July 17 (Bloomberg) -- U.S. President Barack Obama raised the possibility of extending talks with Iran over its disputed nuclear program, suggesting that a comprehensive accord won’t be reached before an interim deal expires July 20.
“There are still some significant gaps between the international community and Iran, and we have more work to do,” Obama told reporters at the White House yesterday.
Those gaps include the key issue of Iran’s uranium-enrichment capability, according to U.S. and Iranian officials. Iran wants more clarity over how sanctions will be lifted. A failure to reach an agreement would again put the U.S. and Iran on a collision course over the Islamic republic’s potential to build nuclear weapons.
“Over the next few days, we’ll continue consulting with Congress and our team will continue discussions with Iran and our partners as we determine whether additional time is necessary to extend our negotiations,” Obama said.
Robert Einhorn, formerly the State Department’s nuclear nonproliferation adviser and part of the U.S. negotiating team, said that in his view “clearly” the U.S., its partners and Iran have decided to pursue an extension.

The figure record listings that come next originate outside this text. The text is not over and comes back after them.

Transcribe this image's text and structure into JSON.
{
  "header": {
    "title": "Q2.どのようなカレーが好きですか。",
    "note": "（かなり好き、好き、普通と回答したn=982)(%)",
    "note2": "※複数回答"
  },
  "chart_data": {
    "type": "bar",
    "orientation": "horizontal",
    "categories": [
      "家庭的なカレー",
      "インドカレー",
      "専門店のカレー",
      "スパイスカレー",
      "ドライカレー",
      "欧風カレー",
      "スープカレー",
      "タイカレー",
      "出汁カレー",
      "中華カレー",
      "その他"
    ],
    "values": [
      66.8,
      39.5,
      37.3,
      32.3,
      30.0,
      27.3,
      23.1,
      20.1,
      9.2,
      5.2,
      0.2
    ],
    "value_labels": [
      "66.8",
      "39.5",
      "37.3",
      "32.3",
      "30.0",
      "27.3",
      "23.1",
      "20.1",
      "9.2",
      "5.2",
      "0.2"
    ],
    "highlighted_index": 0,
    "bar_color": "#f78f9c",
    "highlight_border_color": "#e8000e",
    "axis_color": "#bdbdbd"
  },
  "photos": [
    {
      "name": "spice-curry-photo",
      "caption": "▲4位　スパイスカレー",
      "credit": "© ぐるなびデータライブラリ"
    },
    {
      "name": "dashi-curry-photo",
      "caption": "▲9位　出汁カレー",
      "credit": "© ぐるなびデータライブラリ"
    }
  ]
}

“But before indicating that publicly, the administration wants to make the case to Congress that sufficient progress has been made to justify an extension, and it needs to work out with the Iranians the terms of the extension, including its duration and whether the terms of the interim deal will be modified or simply rolled over for an additional period,” said Einhorn, a senior fellow at the Brookings Institution in Washington.
The Vienna talks now include discussions of the terms and timeframe for an extension of the six-month deal that has curtailed parts of Iran’s nuclear program in exchange for limited relief from sanctions, according to a U.S. official involved in negotiations who spoke on condition of anonymity because the talks are private.
No final decisions have been made, the official said.
Obama has been briefed by Secretary of State John Kerry, who returned from Vienna, and the president indicated talks are not on the brink of collapse, even if a deal can’t be sealed by July 20.
“It’s clear to me that we’ve made real progress in several areas, and that we have a credible way forward,” Obama said, while echoing Kerry’s comments that important differences remain between the two sides.
Kerry traveled to Vienna on July 13 for talks with his Iranian counterpart, Mohammad Javad Zarif, and returned to Washington after failing to reach a breakthrough. The interim agreement finalized in January to curtail Iran’s nuclear work in exchange for some sanctions relief allows for a six-month extension in talks.
Iran’s state-run Mehr News Agency yesterday reported that the nuclear talks will wrap up on July 18, with an extension “likely.” The talks could continue for a few months, according to Iran’s official IRNA news agency.
Iran and six world powers, including the U.S., agreed Nov. 24 on the interim deal to curb Iran’s uranium enrichment. That was intended to be a first step toward a long-term accord to ensure that Iran’s nuclear program is for peaceful purposes only.
In return for a comprehensive agreement to limit and verify Iran’s nuclear activities, the Islamic republic would be rewarded with the lifting of an array of international and US sanctions that have hit energy, banking, ports, insurance, shipping and other key sectors of Iran’s petroleum-based economy.
Kerry’s No. 2 at the State Department, Deputy Secretary of State Bill Burns, also left Vienna, though the rest of the negotiating team remains in place, according to a U.S. official.
While Iran’s foreign minister has said he is staying on in Vienna in an attempt to bridge the gaps by July 20, both sides are in a “difficult position” to reach a deal by the deadline, Zarif said at a press briefing.
Negotiators have made progress on giving international monitors access to Iran’s nuclear infrastructure and winning modifications to a reactor under construction, though they remain at loggerheads on core issues.
Two weeks into the latest round of negotiations, neither side has shown a willingness to budge on the critical issue of Iran’s uranium-enrichment capacity. Kerry has said that Iran must cut back the 19,000 uranium-enriching centrifuges it currently has installed, half of which are operational.
If agreement on a final accord or extension isn’t reached before next week, Iran has said it’s ready to restart nuclear activities it had suspended. Some U.S. lawmakers have said they will introduce tighter sanctions intended to increase pressure on Iran.
“We need to have the option” of making nuclear fuel, Zarif said. Allowing more time for talks depends on whether a final accord is “feasible” and extra time would be “helpful,” he said.
In addition to disputes over enrichment, world powers want Iran to come clean about possible military dimensions of its previous nuclear work.